Pacific / Papua New Guinea

Poverty seen as driver of sorcery in PNG

16:14 pm on 6 April 2017

A Papua New Guinea NGO says poverty is a prominent factor in ongoing sorcery-related attacks and killings.

A photo taken on February 6, 2013 shows a crowd watching as a young mother accused of sorcery, is stripped naked, reportedly tortured with a branding iron, tied up, splashed with fuel and set alight on a pile of rubbish topped with car tyres, in Mount Hagen city in the Western Highlands of PNG. Photo: AFP/Post Courier

Women Arise PNG, a movement working to counter violence against females, said there has been a growth of such incidents particularly in the Highlands.

Under-resourced policing and a lack of willing witnesses remain obstacles to prosecuting cases of sorcery-related attacks in PNG's courts.

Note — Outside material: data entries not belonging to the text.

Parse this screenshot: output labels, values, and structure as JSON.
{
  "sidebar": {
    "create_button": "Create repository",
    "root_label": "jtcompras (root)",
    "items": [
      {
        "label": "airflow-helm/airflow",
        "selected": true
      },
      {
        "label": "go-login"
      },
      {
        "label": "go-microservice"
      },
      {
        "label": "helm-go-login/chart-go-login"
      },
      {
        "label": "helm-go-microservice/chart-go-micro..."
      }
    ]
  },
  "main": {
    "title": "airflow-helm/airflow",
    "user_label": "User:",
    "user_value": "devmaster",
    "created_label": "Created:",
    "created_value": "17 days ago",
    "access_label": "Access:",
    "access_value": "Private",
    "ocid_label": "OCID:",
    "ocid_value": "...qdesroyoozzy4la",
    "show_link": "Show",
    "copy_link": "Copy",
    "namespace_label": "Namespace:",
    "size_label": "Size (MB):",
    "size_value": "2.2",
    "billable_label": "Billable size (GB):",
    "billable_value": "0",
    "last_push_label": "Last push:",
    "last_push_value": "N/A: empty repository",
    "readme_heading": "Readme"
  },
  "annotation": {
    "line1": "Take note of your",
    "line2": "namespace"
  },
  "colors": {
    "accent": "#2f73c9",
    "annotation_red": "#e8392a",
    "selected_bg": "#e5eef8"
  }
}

The NGO's representative Esther Igo said it was proving difficult to change the mindset of PNG communities who believed in sorcery.

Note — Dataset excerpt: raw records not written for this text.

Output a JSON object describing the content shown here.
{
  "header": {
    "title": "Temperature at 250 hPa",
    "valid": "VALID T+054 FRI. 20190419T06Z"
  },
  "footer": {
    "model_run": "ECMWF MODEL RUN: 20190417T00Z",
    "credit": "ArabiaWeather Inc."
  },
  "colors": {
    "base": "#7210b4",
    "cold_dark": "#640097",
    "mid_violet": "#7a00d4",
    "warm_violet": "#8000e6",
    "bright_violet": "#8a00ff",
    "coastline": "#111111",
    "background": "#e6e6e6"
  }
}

Close up photo of the foot of a young mother under burning tires taken on February 6, 2013 in Mount Hagen city in the Western Highlands of Papua New Guinea. Photo: STR / POST COURIER / AFP

She said a lot of innocent people had been accused of sorcery, but that also many were seen to willingly take up practising it.

"Poverty is a driver more for younger people and the people who now believe and are engaged in sorcery, they are acquiring the powers, witchcraft or sorcery powers, because for them it's a means of making income. People are going to them and saying 'look, I don't like this person, here is some money, kill them'," said Esther Igo.

She said the difficulty of proving sorcery was complicating efforts to legislate about sorcery-related attacks.

The Supreme Court in Papua New Guinea. Photo: RNZI/Johnny Blades

Four years ago, parliament repealed the 1971 Sorcery Act which criminalised sorcery and recognised the accusation of sorcery as a defence in murder cases.

Ms Igo said moves to establish a new Sorcery Act to adequately define the problem had stalled, partly because the nature of sorcery made it difficult to prove it has happened.

"Because in a court system it's evidence based. And because sorcery is very difficult to actually prove that there is a cause, that there is a direct relationship or a direct occurrence, or an event that led to a death, that has been difficult for the government to actually pass an Act," said Esther Igo.

Traditional tribal dance at mask festival.7th Gulf Mask Festival, Toare Village, Gulf Province, Papua New Guinea on June 19, 2011 Photo: Copyright: danemo / 123RF Stock Photo

Ms Igo explained that in PNG society, there was still a tendency for communities to become suspicious about the cause of deaths, and to attribute them to sorcery-related, or supernatural, causes.

She said it's going to take a lot of education to change the mindset.

"Sorcery and poverty are very directly related, they're very close cousins."